NON Obbligatori (vs Contabilità Ordinaria)
Confronto con Forfettario e Ordinario
La contabilità semplificata si posiziona come regime "intermedio": più complessa del forfettario ma molto più snella della contabilità ordinaria. La scelta del regime più adatto dipende dal volume dei ricavi, dalla struttura dei costi e dalla tipologia di soggetto. Leggi il confronto completo tra tutti i regimi fiscali o la guida su come scegliere il regime fiscale.

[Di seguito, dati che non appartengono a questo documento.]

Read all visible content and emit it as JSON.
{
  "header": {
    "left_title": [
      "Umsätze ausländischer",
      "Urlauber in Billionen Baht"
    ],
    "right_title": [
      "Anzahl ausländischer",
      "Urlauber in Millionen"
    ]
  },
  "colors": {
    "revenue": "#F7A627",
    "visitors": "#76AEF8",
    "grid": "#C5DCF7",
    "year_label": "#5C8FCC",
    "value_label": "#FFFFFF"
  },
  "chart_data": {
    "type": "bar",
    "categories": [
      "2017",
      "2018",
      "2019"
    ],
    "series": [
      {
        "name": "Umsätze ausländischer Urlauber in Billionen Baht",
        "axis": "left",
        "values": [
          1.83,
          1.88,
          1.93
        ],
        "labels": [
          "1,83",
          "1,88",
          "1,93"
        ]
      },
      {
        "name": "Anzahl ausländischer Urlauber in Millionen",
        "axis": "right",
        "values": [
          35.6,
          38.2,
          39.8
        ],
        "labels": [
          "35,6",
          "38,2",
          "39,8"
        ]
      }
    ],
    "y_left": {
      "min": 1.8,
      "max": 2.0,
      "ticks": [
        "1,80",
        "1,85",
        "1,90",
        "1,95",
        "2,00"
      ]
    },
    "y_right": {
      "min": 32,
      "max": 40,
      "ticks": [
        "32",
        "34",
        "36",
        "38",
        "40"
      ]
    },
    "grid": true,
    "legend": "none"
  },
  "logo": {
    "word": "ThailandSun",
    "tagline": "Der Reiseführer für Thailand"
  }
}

| Aspetto | Forfettario | Semplificata | Ordinaria |
|---|---|---|---|
| Limite ricavi | €85.000/anno (art. 1, c. 54, L. 190/2014 e succ. mod.) | €500k (servizi) / €800k (beni) | Nessun limite |
| Principio contabile | Forfettario (coefficiente %) | Cassa (incassi/pagamenti) | Competenza (fatture emesse) |
| Deduzione costi reali | ❌ No (solo coefficiente) | ✅ Sì (costi documentati) | ✅ Sì (costi documentati) |
| IVA in fattura | ❌ No | ✅ Sì | ✅ Sì |
| Registri obbligatori | Minimi (esonero quasi totale) | In via generale: reg. IVA vendite/acquisti + evidenza beni ammortizzabili (altri possibili in base all'attività) | 6+ (giornale, mastro, inventari…) |
| Bilancio di esercizio | ❌ Non richiesto | ❌ Non richiesto | ✅ Obbligatorio |
| Tassazione | Imposta sostitutiva 15% (5% nuove attività) | IRPEF per scaglioni vigenti su reddito netto | IRPEF per scaglioni vigenti su reddito netto |
| Soggetti ammessi | Solo persone fisiche | Imprese minori (ditte individuali, SNC, SAS e assimilate) nei limiti dell'art. 18 DPR 600/1973. (I professionisti seguono l'art. 54 TUIR e non rientrano nelle soglie art. 18) | Tutti (obbligatoria per SRL, SPA) |
| Ideale per | Costi bassi, fatturato <€85k | Costi elevati, fatturato medio | Grandi volumi, società di capitali |
💡 La Semplificata come "Ponte"
La contabilità semplificata rappresenta la soluzione ideale per chi ha superato il limite del forfettario (€85.000) o non può accedervi, ma non raggiunge ancora i volumi che impongono la contabilità ordinaria. Permette di dedurre i costi reali — vantaggio fondamentale per attività con bassi margini (commercio, artigianato, manifattura) — mantenendo al contempo una gestione contabile semplice e relativamente economica. Scopri quando conviene il forfettario o il confronto forfettario vs ordinario.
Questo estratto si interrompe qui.